This One Fucking Got Away From Me

I’m not sure what happened today. After lingering in bed to crank out my earlier reminiscence, things slowly and then quickly went completely sideways. At one point I felt like nothing so much as Wile E. Coyote just after realizing he’s run himself off the edge of a cliff, but just before mavity takes hold.

Sometime between getting out of bed and getting out of the house for coffee, it became very clear that my autistic skin was paper-thin as my nervous system was rattled just from the cat’s repeated and plaintive insistence that she is bereft of the 24/7 handmaiden to which she’s recently decided she is entitled.

Before heading out, I’d discovered when searching for something that there’s an entire run of one of my blogs from two decades ago that I can’t account for with a downloaded archive, which likely is stuck on that old OpenBSD drive I’d need to win a lottery in order to have someone look at, and in the process ended up reading about some exchanges I’d had with Dave Winer.

Well, let’s see. In our little row on the weblogs-com mailing list, Dave W. told me “don’t forget your meds”, “part of a larger movement that wishes to erase me from their memory banks”, “you’re a coward”, “idiot”, “selfish and cowardly”. And my favorite, in response to my stating that I was no one’s scapegoat: “Incorrect but close. You are no one.”

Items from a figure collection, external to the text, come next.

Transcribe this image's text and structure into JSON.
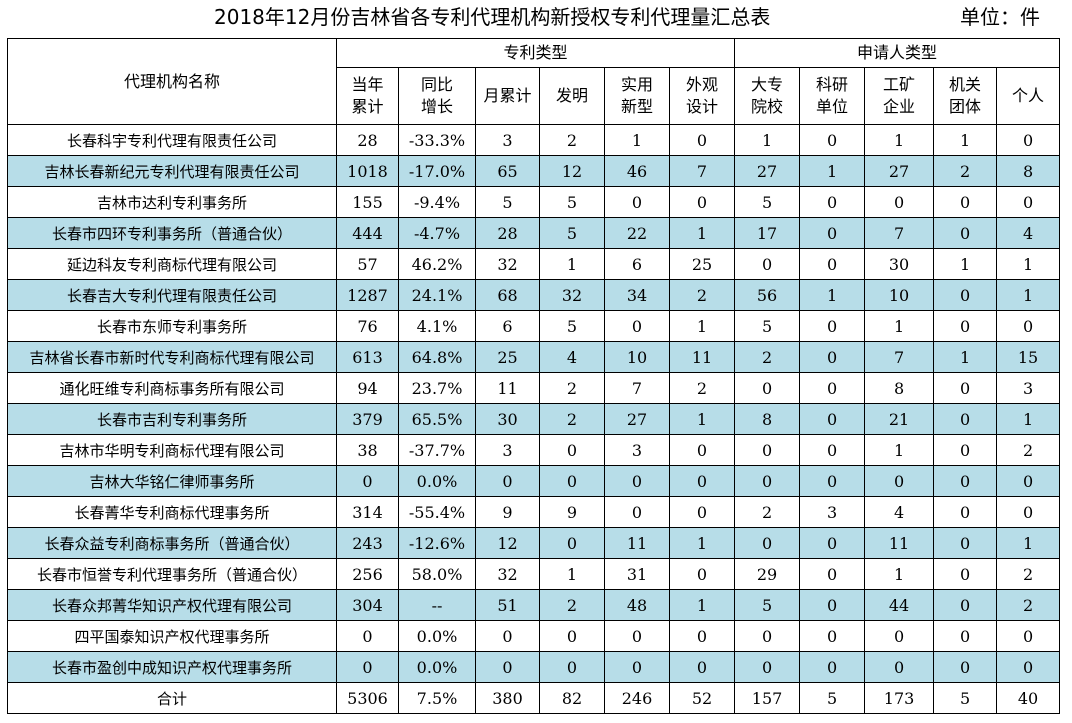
{
  "header": {
    "title": "2018年12月份吉林省各专利代理机构新授权专利代理量汇总表",
    "unit": "单位：件"
  },
  "columns": {
    "agency": "代理机构名称",
    "group_patent": "专利类型",
    "group_applicant": "申请人类型",
    "annual_total": [
      "当年",
      "累计"
    ],
    "yoy": [
      "同比",
      "增长"
    ],
    "month_total": "月累计",
    "invention": "发明",
    "utility": [
      "实用",
      "新型"
    ],
    "design": [
      "外观",
      "设计"
    ],
    "university": [
      "大专",
      "院校"
    ],
    "research": [
      "科研",
      "单位"
    ],
    "enterprise": [
      "工矿",
      "企业"
    ],
    "institution": [
      "机关",
      "团体"
    ],
    "individual": "个人"
  },
  "rows": [
    {
      "name": "长春科宇专利代理有限责任公司",
      "annual": "28",
      "yoy": "-33.3%",
      "month": "3",
      "invention": "2",
      "utility": "1",
      "design": "0",
      "university": "1",
      "research": "0",
      "enterprise": "1",
      "institution": "1",
      "individual": "0"
    },
    {
      "name": "吉林长春新纪元专利代理有限责任公司",
      "annual": "1018",
      "yoy": "-17.0%",
      "month": "65",
      "invention": "12",
      "utility": "46",
      "design": "7",
      "university": "27",
      "research": "1",
      "enterprise": "27",
      "institution": "2",
      "individual": "8"
    },
    {
      "name": "吉林市达利专利事务所",
      "annual": "155",
      "yoy": "-9.4%",
      "month": "5",
      "invention": "5",
      "utility": "0",
      "design": "0",
      "university": "5",
      "research": "0",
      "enterprise": "0",
      "institution": "0",
      "individual": "0"
    },
    {
      "name": "长春市四环专利事务所（普通合伙）",
      "annual": "444",
      "yoy": "-4.7%",
      "month": "28",
      "invention": "5",
      "utility": "22",
      "design": "1",
      "university": "17",
      "research": "0",
      "enterprise": "7",
      "institution": "0",
      "individual": "4"
    },
    {
      "name": "延边科友专利商标代理有限公司",
      "annual": "57",
      "yoy": "46.2%",
      "month": "32",
      "invention": "1",
      "utility": "6",
      "design": "25",
      "university": "0",
      "research": "0",
      "enterprise": "30",
      "institution": "1",
      "individual": "1"
    },
    {
      "name": "长春吉大专利代理有限责任公司",
      "annual": "1287",
      "yoy": "24.1%",
      "month": "68",
      "invention": "32",
      "utility": "34",
      "design": "2",
      "university": "56",
      "research": "1",
      "enterprise": "10",
      "institution": "0",
      "individual": "1"
    },
    {
      "name": "长春市东师专利事务所",
      "annual": "76",
      "yoy": "4.1%",
      "month": "6",
      "invention": "5",
      "utility": "0",
      "design": "1",
      "university": "5",
      "research": "0",
      "enterprise": "1",
      "institution": "0",
      "individual": "0"
    },
    {
      "name": "吉林省长春市新时代专利商标代理有限公司",
      "annual": "613",
      "yoy": "64.8%",
      "month": "25",
      "invention": "4",
      "utility": "10",
      "design": "11",
      "university": "2",
      "research": "0",
      "enterprise": "7",
      "institution": "1",
      "individual": "15"
    },
    {
      "name": "通化旺维专利商标事务所有限公司",
      "annual": "94",
      "yoy": "23.7%",
      "month": "11",
      "invention": "2",
      "utility": "7",
      "design": "2",
      "university": "0",
      "research": "0",
      "enterprise": "8",
      "institution": "0",
      "individual": "3"
    },
    {
      "name": "长春市吉利专利事务所",
      "annual": "379",
      "yoy": "65.5%",
      "month": "30",
      "invention": "2",
      "utility": "27",
      "design": "1",
      "university": "8",
      "research": "0",
      "enterprise": "21",
      "institution": "0",
      "individual": "1"
    },
    {
      "name": "吉林市华明专利商标代理有限公司",
      "annual": "38",
      "yoy": "-37.7%",
      "month": "3",
      "invention": "0",
      "utility": "3",
      "design": "0",
      "university": "0",
      "research": "0",
      "enterprise": "1",
      "institution": "0",
      "individual": "2"
    },
    {
      "name": "吉林大华铭仁律师事务所",
      "annual": "0",
      "yoy": "0.0%",
      "month": "0",
      "invention": "0",
      "utility": "0",
      "design": "0",
      "university": "0",
      "research": "0",
      "enterprise": "0",
      "institution": "0",
      "individual": "0"
    },
    {
      "name": "长春菁华专利商标代理事务所",
      "annual": "314",
      "yoy": "-55.4%",
      "month": "9",
      "invention": "9",
      "utility": "0",
      "design": "0",
      "university": "2",
      "research": "3",
      "enterprise": "4",
      "institution": "0",
      "individual": "0"
    },
    {
      "name": "长春众益专利商标事务所（普通合伙）",
      "annual": "243",
      "yoy": "-12.6%",
      "month": "12",
      "invention": "0",
      "utility": "11",
      "design": "1",
      "university": "0",
      "research": "0",
      "enterprise": "11",
      "institution": "0",
      "individual": "1"
    },
    {
      "name": "长春市恒誉专利代理事务所（普通合伙）",
      "annual": "256",
      "yoy": "58.0%",
      "month": "32",
      "invention": "1",
      "utility": "31",
      "design": "0",
      "university": "29",
      "research": "0",
      "enterprise": "1",
      "institution": "0",
      "individual": "2"
    },
    {
      "name": "长春众邦菁华知识产权代理有限公司",
      "annual": "304",
      "yoy": "--",
      "month": "51",
      "invention": "2",
      "utility": "48",
      "design": "1",
      "university": "5",
      "research": "0",
      "enterprise": "44",
      "institution": "0",
      "individual": "2"
    },
    {
      "name": "四平国泰知识产权代理事务所",
      "annual": "0",
      "yoy": "0.0%",
      "month": "0",
      "invention": "0",
      "utility": "0",
      "design": "0",
      "university": "0",
      "research": "0",
      "enterprise": "0",
      "institution": "0",
      "individual": "0"
    },
    {
      "name": "长春市盈创中成知识产权代理事务所",
      "annual": "0",
      "yoy": "0.0%",
      "month": "0",
      "invention": "0",
      "utility": "0",
      "design": "0",
      "university": "0",
      "research": "0",
      "enterprise": "0",
      "institution": "0",
      "individual": "0"
    }
  ],
  "total": {
    "name": "合计",
    "annual": "5306",
    "yoy": "7.5%",
    "month": "380",
    "invention": "82",
    "utility": "246",
    "design": "52",
    "university": "157",
    "research": "5",
    "enterprise": "173",
    "institution": "5",
    "individual": "40"
  },
  "colors": {
    "row_shade": "#b7dde8",
    "border": "#000000",
    "background": "#ffffff"
  }
}
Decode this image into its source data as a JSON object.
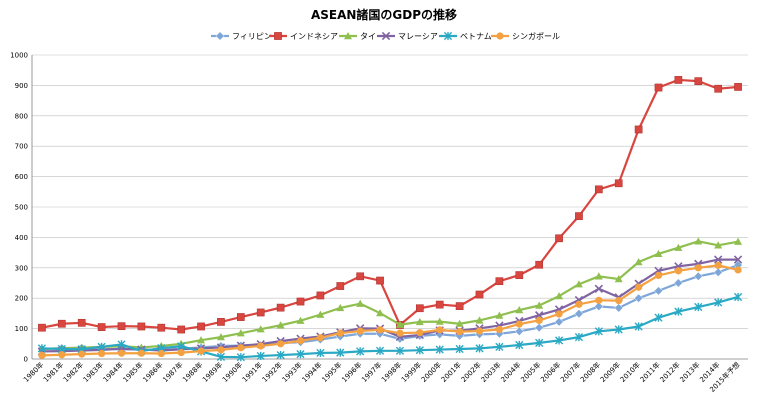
{
  "chart_data": {
    "type": "line",
    "title": "ASEAN諸国のGDPの推移",
    "xlabel": "",
    "ylabel": "",
    "ylim": [
      0,
      1000
    ],
    "yticks": [
      0,
      100,
      200,
      300,
      400,
      500,
      600,
      700,
      800,
      900,
      1000
    ],
    "grid": true,
    "legend_position": "top",
    "categories": [
      "1980年",
      "1981年",
      "1982年",
      "1983年",
      "1984年",
      "1985年",
      "1986年",
      "1987年",
      "1988年",
      "1989年",
      "1990年",
      "1991年",
      "1992年",
      "1993年",
      "1994年",
      "1995年",
      "1996年",
      "1997年",
      "1998年",
      "1999年",
      "2000年",
      "2001年",
      "2002年",
      "2003年",
      "2004年",
      "2005年",
      "2006年",
      "2007年",
      "2008年",
      "2009年",
      "2010年",
      "2011年",
      "2012年",
      "2013年",
      "2014年",
      "2015年予想"
    ],
    "series": [
      {
        "name": "フィリピン",
        "color": "#7ea6d8",
        "marker": "diamond",
        "values": [
          33,
          36,
          37,
          33,
          32,
          31,
          30,
          34,
          38,
          43,
          44,
          45,
          53,
          55,
          64,
          74,
          83,
          83,
          66,
          76,
          81,
          76,
          81,
          83,
          91,
          103,
          122,
          149,
          173,
          168,
          200,
          224,
          250,
          272,
          285,
          309
        ]
      },
      {
        "name": "インドネシア",
        "color": "#d9453f",
        "marker": "square",
        "values": [
          103,
          116,
          119,
          105,
          108,
          107,
          103,
          97,
          107,
          122,
          138,
          153,
          169,
          189,
          209,
          240,
          272,
          258,
          112,
          167,
          179,
          174,
          212,
          256,
          276,
          310,
          397,
          470,
          558,
          578,
          755,
          893,
          918,
          914,
          889,
          895
        ]
      },
      {
        "name": "タイ",
        "color": "#8fbf4f",
        "marker": "triangle",
        "values": [
          33,
          35,
          37,
          40,
          42,
          38,
          43,
          50,
          62,
          72,
          85,
          98,
          111,
          126,
          146,
          168,
          182,
          151,
          113,
          122,
          123,
          116,
          127,
          143,
          161,
          176,
          207,
          246,
          272,
          263,
          319,
          346,
          366,
          387,
          374,
          386
        ]
      },
      {
        "name": "マレーシア",
        "color": "#8064a2",
        "marker": "x",
        "values": [
          25,
          26,
          28,
          30,
          34,
          31,
          28,
          32,
          35,
          38,
          44,
          49,
          59,
          67,
          74,
          88,
          101,
          100,
          73,
          79,
          94,
          93,
          101,
          110,
          125,
          144,
          163,
          194,
          231,
          203,
          248,
          290,
          305,
          313,
          327,
          327
        ]
      },
      {
        "name": "ベトナム",
        "color": "#2aa9c4",
        "marker": "star",
        "values": [
          35,
          33,
          32,
          40,
          48,
          26,
          36,
          42,
          25,
          7,
          6,
          10,
          13,
          16,
          20,
          21,
          25,
          27,
          27,
          29,
          31,
          33,
          35,
          40,
          46,
          53,
          61,
          72,
          91,
          97,
          107,
          136,
          156,
          171,
          186,
          204
        ]
      },
      {
        "name": "シンガポール",
        "color": "#f4a141",
        "marker": "circle",
        "values": [
          12,
          14,
          16,
          18,
          19,
          19,
          18,
          21,
          26,
          30,
          37,
          43,
          50,
          60,
          70,
          85,
          92,
          96,
          85,
          87,
          96,
          90,
          92,
          97,
          115,
          127,
          148,
          180,
          193,
          192,
          236,
          275,
          290,
          300,
          308,
          293
        ]
      }
    ]
  }
}
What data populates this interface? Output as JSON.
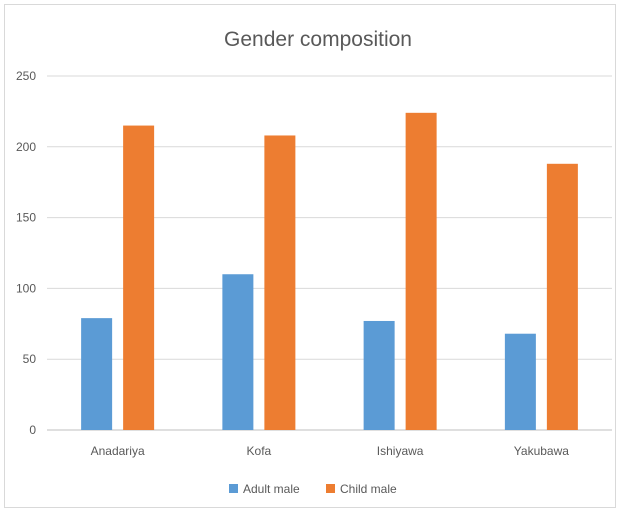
{
  "chart_data": {
    "type": "bar",
    "title": "Gender composition",
    "categories": [
      "Anadariya",
      "Kofa",
      "Ishiyawa",
      "Yakubawa"
    ],
    "series": [
      {
        "name": "Adult male",
        "values": [
          79,
          110,
          77,
          68
        ],
        "color": "#5b9bd5"
      },
      {
        "name": "Child male",
        "values": [
          215,
          208,
          224,
          188
        ],
        "color": "#ed7d31"
      }
    ],
    "yticks": [
      "0",
      "50",
      "100",
      "150",
      "200",
      "250"
    ],
    "ylim": [
      0,
      250
    ],
    "grid": true,
    "legend": "bottom"
  }
}
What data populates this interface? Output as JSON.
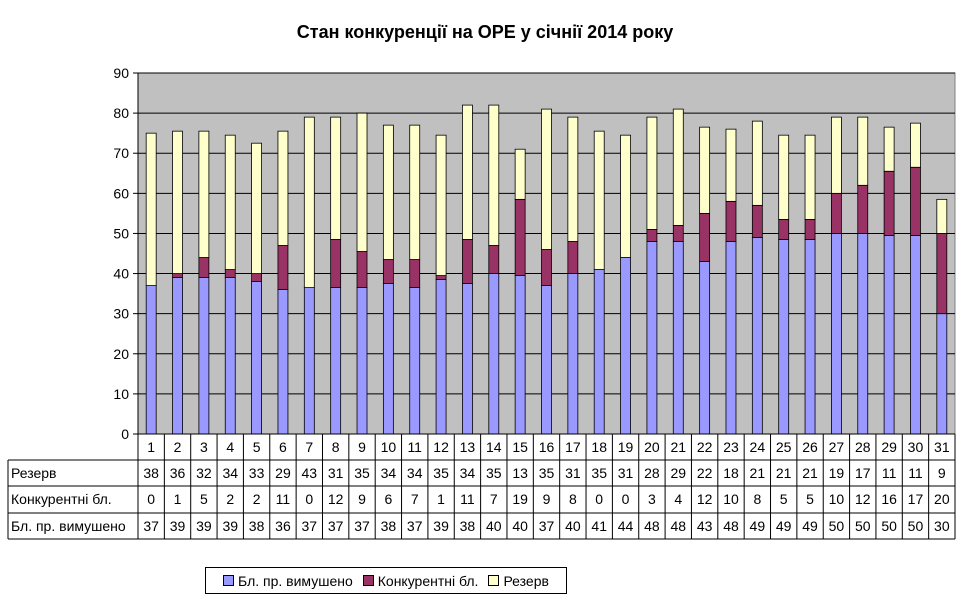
{
  "chart_data": {
    "type": "bar",
    "stacked": true,
    "title": "Стан конкуренції на ОРЕ  у січнії 2014 року",
    "xlabel": "",
    "ylabel": "",
    "ylim": [
      0,
      90
    ],
    "y_ticks": [
      "0",
      "10",
      "20",
      "30",
      "40",
      "50",
      "60",
      "70",
      "80",
      "90"
    ],
    "grid": true,
    "legend_position": "bottom",
    "plot_background": "#c0c0c0",
    "categories": [
      "1",
      "2",
      "3",
      "4",
      "5",
      "6",
      "7",
      "8",
      "9",
      "10",
      "11",
      "12",
      "13",
      "14",
      "15",
      "16",
      "17",
      "18",
      "19",
      "20",
      "21",
      "22",
      "23",
      "24",
      "25",
      "26",
      "27",
      "28",
      "29",
      "30",
      "31"
    ],
    "series": [
      {
        "name": "Бл. пр. вимушено",
        "color": "#9999ff",
        "values": [
          37,
          39,
          39,
          39,
          38,
          36,
          36.5,
          36.5,
          36.5,
          37.5,
          36.5,
          38.5,
          37.5,
          40,
          39.5,
          37,
          40,
          41,
          44,
          48,
          48,
          43,
          48,
          49,
          48.5,
          48.5,
          50,
          50,
          49.5,
          49.5,
          30
        ]
      },
      {
        "name": "Конкурентні бл.",
        "color": "#993366",
        "values": [
          0,
          1,
          5,
          2,
          2,
          11,
          0,
          12,
          9,
          6,
          7,
          1,
          11,
          7,
          19,
          9,
          8,
          0,
          0,
          3,
          4,
          12,
          10,
          8,
          5,
          5,
          10,
          12,
          16,
          17,
          20
        ]
      },
      {
        "name": "Резерв",
        "color": "#ffffcc",
        "values": [
          38,
          35.5,
          31.5,
          33.5,
          32.5,
          28.5,
          42.5,
          30.5,
          34.5,
          33.5,
          33.5,
          35,
          33.5,
          35,
          12.5,
          35,
          31,
          34.5,
          30.5,
          28,
          29,
          21.5,
          18,
          21,
          21,
          21,
          19,
          17,
          11,
          11,
          8.5
        ]
      }
    ],
    "table": {
      "column_headers": [
        "1",
        "2",
        "3",
        "4",
        "5",
        "6",
        "7",
        "8",
        "9",
        "10",
        "11",
        "12",
        "13",
        "14",
        "15",
        "16",
        "17",
        "18",
        "19",
        "20",
        "21",
        "22",
        "23",
        "24",
        "25",
        "26",
        "27",
        "28",
        "29",
        "30",
        "31"
      ],
      "rows": [
        {
          "label": "Резерв",
          "values": [
            "38",
            "36",
            "32",
            "34",
            "33",
            "29",
            "43",
            "31",
            "35",
            "34",
            "34",
            "35",
            "34",
            "35",
            "13",
            "35",
            "31",
            "35",
            "31",
            "28",
            "29",
            "22",
            "18",
            "21",
            "21",
            "21",
            "19",
            "17",
            "11",
            "11",
            "9"
          ]
        },
        {
          "label": "Конкурентні бл.",
          "values": [
            "0",
            "1",
            "5",
            "2",
            "2",
            "11",
            "0",
            "12",
            "9",
            "6",
            "7",
            "1",
            "11",
            "7",
            "19",
            "9",
            "8",
            "0",
            "0",
            "3",
            "4",
            "12",
            "10",
            "8",
            "5",
            "5",
            "10",
            "12",
            "16",
            "17",
            "20"
          ]
        },
        {
          "label": "Бл. пр. вимушено",
          "values": [
            "37",
            "39",
            "39",
            "39",
            "38",
            "36",
            "37",
            "37",
            "37",
            "38",
            "37",
            "39",
            "38",
            "40",
            "40",
            "37",
            "40",
            "41",
            "44",
            "48",
            "48",
            "43",
            "48",
            "49",
            "49",
            "49",
            "50",
            "50",
            "50",
            "50",
            "30"
          ]
        }
      ]
    }
  },
  "legend": {
    "items": [
      {
        "label": "Бл. пр. вимушено",
        "color": "#9999ff"
      },
      {
        "label": "Конкурентні бл.",
        "color": "#993366"
      },
      {
        "label": "Резерв",
        "color": "#ffffcc"
      }
    ]
  }
}
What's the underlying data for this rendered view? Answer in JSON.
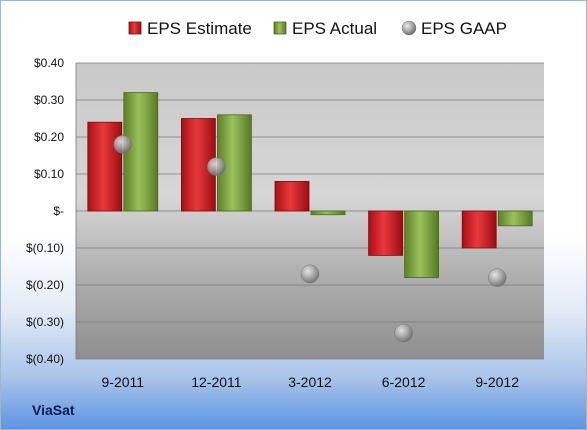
{
  "company": "ViaSat",
  "chart_data": {
    "type": "bar",
    "categories": [
      "9-2011",
      "12-2011",
      "3-2012",
      "6-2012",
      "9-2012"
    ],
    "series": [
      {
        "name": "EPS Estimate",
        "type": "bar",
        "color": "#d11f24",
        "values": [
          0.24,
          0.25,
          0.08,
          -0.12,
          -0.1
        ]
      },
      {
        "name": "EPS Actual",
        "type": "bar",
        "color": "#7ba23f",
        "values": [
          0.32,
          0.26,
          -0.01,
          -0.18,
          -0.04
        ]
      },
      {
        "name": "EPS GAAP",
        "type": "scatter",
        "color": "#a8a8a8",
        "values": [
          0.18,
          0.12,
          -0.17,
          -0.33,
          -0.18
        ]
      }
    ],
    "ylim": [
      -0.4,
      0.4
    ],
    "yticks": [
      0.4,
      0.3,
      0.2,
      0.1,
      0,
      -0.1,
      -0.2,
      -0.3,
      -0.4
    ],
    "ytick_labels": [
      "$0.40",
      "$0.30",
      "$0.20",
      "$0.10",
      "$-",
      "$(0.10)",
      "$(0.20)",
      "$(0.30)",
      "$(0.40)"
    ],
    "grid": true,
    "legend_position": "top"
  }
}
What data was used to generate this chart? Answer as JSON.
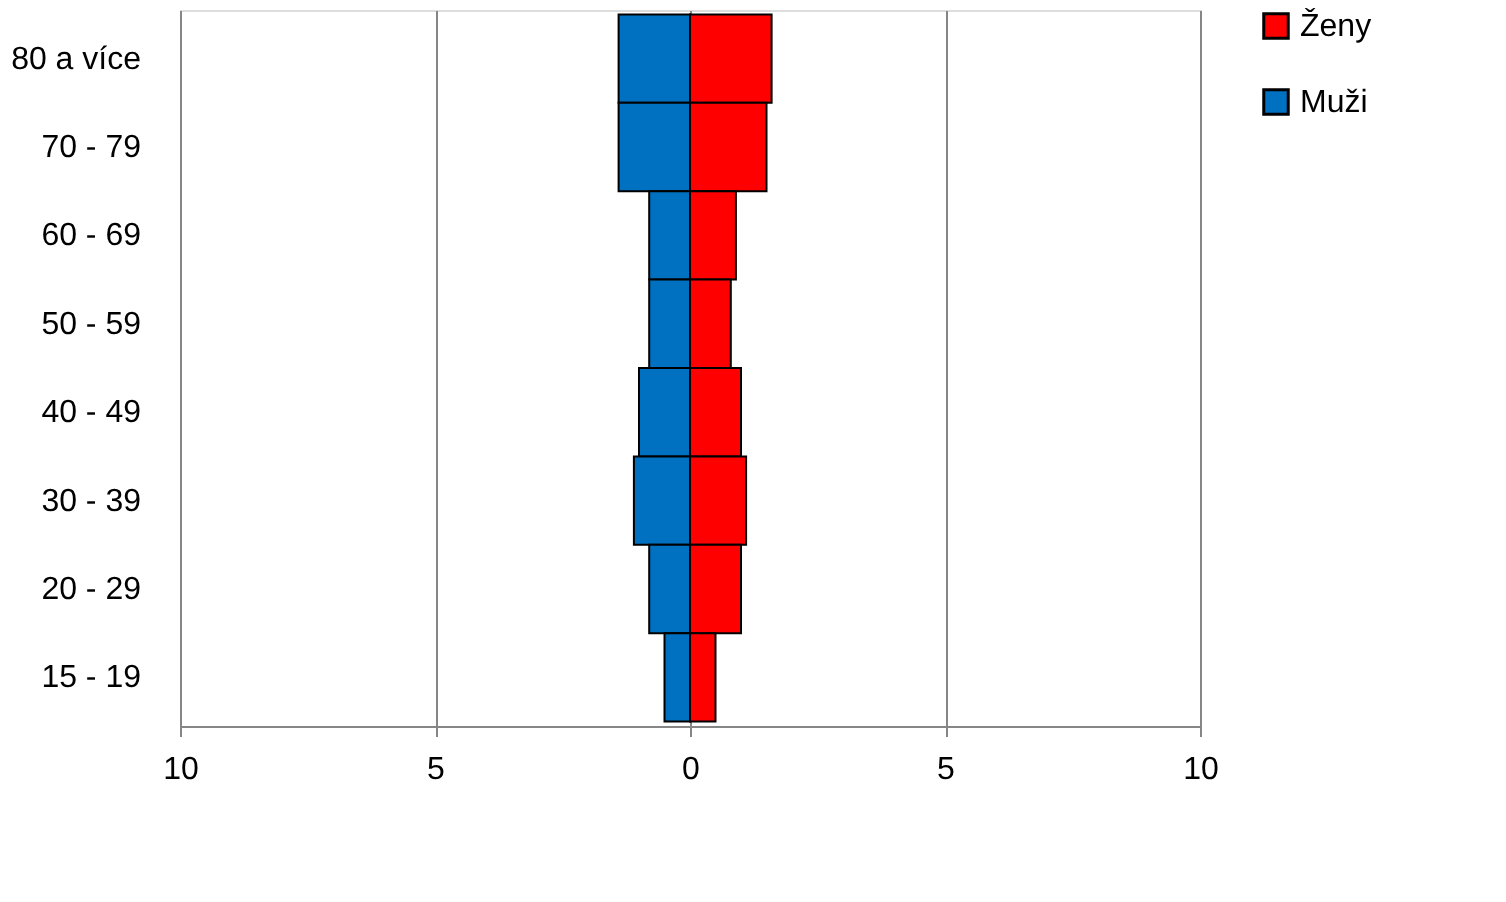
{
  "chart_data": {
    "type": "bar",
    "orientation": "horizontal",
    "stacked": true,
    "categories": [
      "80 a více",
      "70 - 79",
      "60 - 69",
      "50 - 59",
      "40 - 49",
      "30 - 39",
      "20 - 29",
      "15 - 19"
    ],
    "series": [
      {
        "name": "Ženy",
        "color": "#ff0000",
        "values": [
          1.6,
          1.5,
          0.9,
          0.8,
          1.0,
          1.1,
          1.0,
          0.5
        ]
      },
      {
        "name": "Muži",
        "color": "#0070c0",
        "values": [
          -1.4,
          -1.4,
          -0.8,
          -0.8,
          -1.0,
          -1.1,
          -0.8,
          -0.5
        ]
      }
    ],
    "xlim": [
      -10,
      10
    ],
    "xticks": [
      {
        "value": -10,
        "label": "10"
      },
      {
        "value": -5,
        "label": "5"
      },
      0,
      5,
      10
    ],
    "grid": "x",
    "legend": "right"
  }
}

(Much of this apparently was around the fact that I blogged pseudonymously, and so apparently was not to be trusted because I revealed neither my proper name or that of my employer, despite the fact that anyone who knew how to use WHOIS could find my birth name in about thirty seconds flat. Anyway, I put this in the litany of today’s stressors because I just didn’t especially need to be reminded about this old bullshit right now.)

Sitting down at the coffee shop, I turned on the Kobo (to which I’ve had to resort because of Kindle’s ragged right edge problem) only to have it immediately shut off because it hadn’t been charged, leaving me feeling out of sorts and sort of at sea.

Back at home just long enough to grab a backpack to run my Safeway errand since today was my SNAP re-up, it was evident that my sensory threshold was approaching nil, my temper on a hair trigger, and my decision-making capability compromised, and what should have been a ten-minute trip took half an hour.

At that point, I was late getting lunch underway, which potentially jeopardized getting in the daily walk, which additionally was meant to be a second grocery errand further afield. In the end, I dragged myself outside again but by the time I got back my nervous system was one jostle away from a sobbing fit.

Things don’t go this south this quickly unless my resources were under some level of demand that wasn’t consciously registering, and for the life of me I don’t know what those demands could have been, but this one has almost entirely gotten away from me, and I’m feeling at a pretty substantial loss.